Currently, voters residing abroad can only poll in their respective constituencies. This regulation is seen as restrictive as only a few thousand Indians living overseas have registered as voters, the maximum being from Kerala. Of these, barely anyone has travelled to the country to exercise his or her franchise.
Under the proxy option, proposed by the EC and subsequently accepted by the law ministry, an NRI will be able to cast vote through a nominee residing in India. In the second option, the poll panel will upload the ballot paper online, which can be accessed by a registered NRI voter through a secure password. Once downloaded and printed, the NRI can then mark his or her preferred candidate on the ballot paper.

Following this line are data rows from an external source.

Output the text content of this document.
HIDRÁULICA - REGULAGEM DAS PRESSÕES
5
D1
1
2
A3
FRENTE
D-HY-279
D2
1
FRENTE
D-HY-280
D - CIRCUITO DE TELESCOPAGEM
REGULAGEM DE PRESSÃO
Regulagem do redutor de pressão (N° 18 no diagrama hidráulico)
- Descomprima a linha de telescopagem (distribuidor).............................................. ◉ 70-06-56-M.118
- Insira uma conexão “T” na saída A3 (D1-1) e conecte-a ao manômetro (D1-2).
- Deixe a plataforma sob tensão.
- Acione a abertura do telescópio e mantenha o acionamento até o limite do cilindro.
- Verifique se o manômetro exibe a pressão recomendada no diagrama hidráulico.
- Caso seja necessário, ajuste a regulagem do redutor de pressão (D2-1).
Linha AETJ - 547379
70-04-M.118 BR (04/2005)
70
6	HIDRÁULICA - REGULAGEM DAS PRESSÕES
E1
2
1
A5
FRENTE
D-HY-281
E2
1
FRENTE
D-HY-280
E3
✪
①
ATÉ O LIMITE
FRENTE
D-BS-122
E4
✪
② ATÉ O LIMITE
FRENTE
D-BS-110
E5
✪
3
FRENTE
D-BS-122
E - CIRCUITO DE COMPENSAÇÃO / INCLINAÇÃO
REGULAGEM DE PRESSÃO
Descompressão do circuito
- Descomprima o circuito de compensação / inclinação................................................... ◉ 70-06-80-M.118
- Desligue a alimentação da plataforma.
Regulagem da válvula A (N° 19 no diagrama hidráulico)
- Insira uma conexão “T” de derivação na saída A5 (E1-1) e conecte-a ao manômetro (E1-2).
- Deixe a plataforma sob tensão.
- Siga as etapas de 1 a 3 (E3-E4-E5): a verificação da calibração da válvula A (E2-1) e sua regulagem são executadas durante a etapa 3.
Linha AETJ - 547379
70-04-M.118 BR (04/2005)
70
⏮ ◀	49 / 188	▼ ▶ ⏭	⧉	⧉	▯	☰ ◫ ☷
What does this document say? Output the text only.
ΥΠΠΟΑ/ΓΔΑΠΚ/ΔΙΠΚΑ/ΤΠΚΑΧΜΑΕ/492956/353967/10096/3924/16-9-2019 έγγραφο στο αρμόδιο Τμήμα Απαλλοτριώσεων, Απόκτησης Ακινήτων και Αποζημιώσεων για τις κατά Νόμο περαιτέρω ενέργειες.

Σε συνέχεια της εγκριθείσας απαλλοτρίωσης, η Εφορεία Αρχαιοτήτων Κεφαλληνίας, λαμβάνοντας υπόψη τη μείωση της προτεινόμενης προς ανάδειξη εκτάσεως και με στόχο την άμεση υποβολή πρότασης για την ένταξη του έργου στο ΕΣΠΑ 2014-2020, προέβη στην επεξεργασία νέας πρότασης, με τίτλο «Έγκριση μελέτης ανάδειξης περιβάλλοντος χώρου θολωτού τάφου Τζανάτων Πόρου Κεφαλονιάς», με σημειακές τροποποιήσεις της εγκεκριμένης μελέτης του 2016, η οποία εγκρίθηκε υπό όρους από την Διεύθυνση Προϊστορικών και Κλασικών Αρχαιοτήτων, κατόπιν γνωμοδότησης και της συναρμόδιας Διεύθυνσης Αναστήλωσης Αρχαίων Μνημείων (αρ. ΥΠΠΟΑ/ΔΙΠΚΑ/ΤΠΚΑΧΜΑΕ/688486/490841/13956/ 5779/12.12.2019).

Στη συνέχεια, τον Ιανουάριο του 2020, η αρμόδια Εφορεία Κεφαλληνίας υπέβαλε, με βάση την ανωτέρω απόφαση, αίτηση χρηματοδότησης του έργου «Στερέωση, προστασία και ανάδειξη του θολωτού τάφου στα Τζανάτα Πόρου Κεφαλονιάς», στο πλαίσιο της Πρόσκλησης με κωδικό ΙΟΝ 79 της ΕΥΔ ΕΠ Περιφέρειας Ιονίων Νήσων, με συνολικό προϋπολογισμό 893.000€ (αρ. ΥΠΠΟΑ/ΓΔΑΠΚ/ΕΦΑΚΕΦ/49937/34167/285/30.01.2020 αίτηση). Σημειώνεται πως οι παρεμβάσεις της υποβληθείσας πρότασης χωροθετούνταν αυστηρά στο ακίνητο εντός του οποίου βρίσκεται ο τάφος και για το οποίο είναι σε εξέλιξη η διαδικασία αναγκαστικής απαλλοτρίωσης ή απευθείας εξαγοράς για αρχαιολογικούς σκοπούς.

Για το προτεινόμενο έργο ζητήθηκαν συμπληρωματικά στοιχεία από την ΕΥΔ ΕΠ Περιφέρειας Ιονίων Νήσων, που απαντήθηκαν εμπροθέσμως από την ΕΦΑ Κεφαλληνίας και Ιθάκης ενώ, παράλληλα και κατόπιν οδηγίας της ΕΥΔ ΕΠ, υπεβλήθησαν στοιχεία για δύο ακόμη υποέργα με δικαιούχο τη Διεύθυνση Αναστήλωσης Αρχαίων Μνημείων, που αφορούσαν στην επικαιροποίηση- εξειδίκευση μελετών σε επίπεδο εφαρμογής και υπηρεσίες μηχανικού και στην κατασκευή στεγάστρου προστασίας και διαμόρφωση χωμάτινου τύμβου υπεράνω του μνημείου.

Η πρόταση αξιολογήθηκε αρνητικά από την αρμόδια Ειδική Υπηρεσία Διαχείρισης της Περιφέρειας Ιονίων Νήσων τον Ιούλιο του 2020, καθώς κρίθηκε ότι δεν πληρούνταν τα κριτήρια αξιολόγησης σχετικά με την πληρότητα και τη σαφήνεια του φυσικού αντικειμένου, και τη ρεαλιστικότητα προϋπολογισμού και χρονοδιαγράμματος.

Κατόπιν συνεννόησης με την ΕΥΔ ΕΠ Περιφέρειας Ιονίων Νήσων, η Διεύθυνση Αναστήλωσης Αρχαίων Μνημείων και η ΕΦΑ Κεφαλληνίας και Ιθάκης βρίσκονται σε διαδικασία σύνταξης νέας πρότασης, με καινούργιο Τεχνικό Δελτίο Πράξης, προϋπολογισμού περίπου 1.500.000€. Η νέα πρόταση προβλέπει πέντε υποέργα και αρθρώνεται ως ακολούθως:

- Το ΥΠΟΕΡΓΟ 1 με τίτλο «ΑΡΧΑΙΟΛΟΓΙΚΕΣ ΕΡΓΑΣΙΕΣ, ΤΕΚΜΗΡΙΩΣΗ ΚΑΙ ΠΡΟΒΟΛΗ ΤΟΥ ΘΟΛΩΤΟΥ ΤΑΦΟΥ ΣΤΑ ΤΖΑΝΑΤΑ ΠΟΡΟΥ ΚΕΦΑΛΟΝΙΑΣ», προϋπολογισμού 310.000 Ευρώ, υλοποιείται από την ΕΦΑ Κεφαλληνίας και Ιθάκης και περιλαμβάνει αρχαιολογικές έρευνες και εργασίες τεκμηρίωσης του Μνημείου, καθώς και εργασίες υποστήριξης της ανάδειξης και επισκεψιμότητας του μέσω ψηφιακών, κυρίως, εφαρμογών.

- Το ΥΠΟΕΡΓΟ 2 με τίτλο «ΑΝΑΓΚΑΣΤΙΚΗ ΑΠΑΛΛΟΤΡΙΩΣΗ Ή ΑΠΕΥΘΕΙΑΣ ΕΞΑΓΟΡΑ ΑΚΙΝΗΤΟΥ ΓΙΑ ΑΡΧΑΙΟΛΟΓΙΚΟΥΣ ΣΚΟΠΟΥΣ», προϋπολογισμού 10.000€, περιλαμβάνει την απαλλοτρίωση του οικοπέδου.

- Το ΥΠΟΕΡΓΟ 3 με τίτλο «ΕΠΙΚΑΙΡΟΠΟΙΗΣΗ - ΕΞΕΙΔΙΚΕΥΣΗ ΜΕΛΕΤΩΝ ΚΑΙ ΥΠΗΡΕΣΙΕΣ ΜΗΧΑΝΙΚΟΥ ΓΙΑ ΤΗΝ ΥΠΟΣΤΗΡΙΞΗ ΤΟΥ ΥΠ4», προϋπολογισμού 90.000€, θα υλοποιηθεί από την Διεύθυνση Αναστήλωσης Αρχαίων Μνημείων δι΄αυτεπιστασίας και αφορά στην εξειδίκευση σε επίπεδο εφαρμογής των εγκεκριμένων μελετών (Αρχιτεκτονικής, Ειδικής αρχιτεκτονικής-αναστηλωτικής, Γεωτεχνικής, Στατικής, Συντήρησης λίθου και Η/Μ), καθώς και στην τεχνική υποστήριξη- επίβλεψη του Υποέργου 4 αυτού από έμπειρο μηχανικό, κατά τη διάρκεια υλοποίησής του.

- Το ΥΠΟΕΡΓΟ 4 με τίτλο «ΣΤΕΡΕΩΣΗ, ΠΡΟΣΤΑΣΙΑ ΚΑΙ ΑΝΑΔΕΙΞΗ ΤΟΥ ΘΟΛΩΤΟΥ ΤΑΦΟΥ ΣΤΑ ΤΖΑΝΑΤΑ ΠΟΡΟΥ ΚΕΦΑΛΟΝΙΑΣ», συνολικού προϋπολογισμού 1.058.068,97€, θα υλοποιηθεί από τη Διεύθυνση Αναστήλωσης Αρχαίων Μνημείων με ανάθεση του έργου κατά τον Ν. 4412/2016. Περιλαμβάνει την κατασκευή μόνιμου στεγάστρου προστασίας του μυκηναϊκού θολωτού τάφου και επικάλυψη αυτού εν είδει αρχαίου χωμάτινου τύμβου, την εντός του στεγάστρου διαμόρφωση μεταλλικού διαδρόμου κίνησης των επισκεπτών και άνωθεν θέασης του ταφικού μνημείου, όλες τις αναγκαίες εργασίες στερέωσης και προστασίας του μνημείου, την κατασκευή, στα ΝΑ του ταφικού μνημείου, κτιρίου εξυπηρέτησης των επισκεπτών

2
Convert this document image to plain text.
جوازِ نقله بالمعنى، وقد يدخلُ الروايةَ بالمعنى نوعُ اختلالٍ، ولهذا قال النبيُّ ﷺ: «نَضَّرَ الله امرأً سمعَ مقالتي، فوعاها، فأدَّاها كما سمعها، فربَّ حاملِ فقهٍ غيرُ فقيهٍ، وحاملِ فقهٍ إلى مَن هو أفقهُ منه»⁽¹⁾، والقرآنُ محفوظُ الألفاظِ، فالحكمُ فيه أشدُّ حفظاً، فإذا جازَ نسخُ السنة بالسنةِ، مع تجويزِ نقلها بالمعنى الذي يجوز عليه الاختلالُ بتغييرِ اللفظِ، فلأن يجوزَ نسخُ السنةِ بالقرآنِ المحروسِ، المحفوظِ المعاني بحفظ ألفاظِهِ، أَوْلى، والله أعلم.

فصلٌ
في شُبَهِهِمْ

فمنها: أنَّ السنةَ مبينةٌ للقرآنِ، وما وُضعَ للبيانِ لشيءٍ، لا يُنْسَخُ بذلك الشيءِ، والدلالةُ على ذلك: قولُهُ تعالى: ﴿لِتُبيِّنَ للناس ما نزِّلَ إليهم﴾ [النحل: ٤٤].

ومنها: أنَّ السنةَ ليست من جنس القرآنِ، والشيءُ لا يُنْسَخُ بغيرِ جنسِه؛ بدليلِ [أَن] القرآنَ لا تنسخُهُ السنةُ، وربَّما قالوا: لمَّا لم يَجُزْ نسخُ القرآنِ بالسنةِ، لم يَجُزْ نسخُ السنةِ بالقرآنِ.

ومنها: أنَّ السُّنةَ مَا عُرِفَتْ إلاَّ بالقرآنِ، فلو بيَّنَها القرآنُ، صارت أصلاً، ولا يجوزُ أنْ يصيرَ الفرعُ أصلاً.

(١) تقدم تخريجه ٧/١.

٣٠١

The voter will then have to self-attest the ballot paper and send it back to the returning officer by snail mail within a stipulated period.
The EC has constituted a technical committee headed by Rajat Moona of C-DAC, the government's research and development arm in advanced computing, and comprising other technical experts, to develop a software that will allow the commission to dispatch the ballot paper to NRI voters online.

The software, EC officials told ET, is "almost ready" and currently undergoing a "security audit". This comes in the wake of the Centre accepting the poll panel's recommendations on NRI voting, which were submitted to the Supreme Court early this year.
According to rough estimates, there are about one crore Indians settled abroad, of which 60 lakh could easily be of eligible voting age. They could hold considerable sway in election results, especially in states such as Punjab, Gujarat and Kerala, where a number of expats hail from.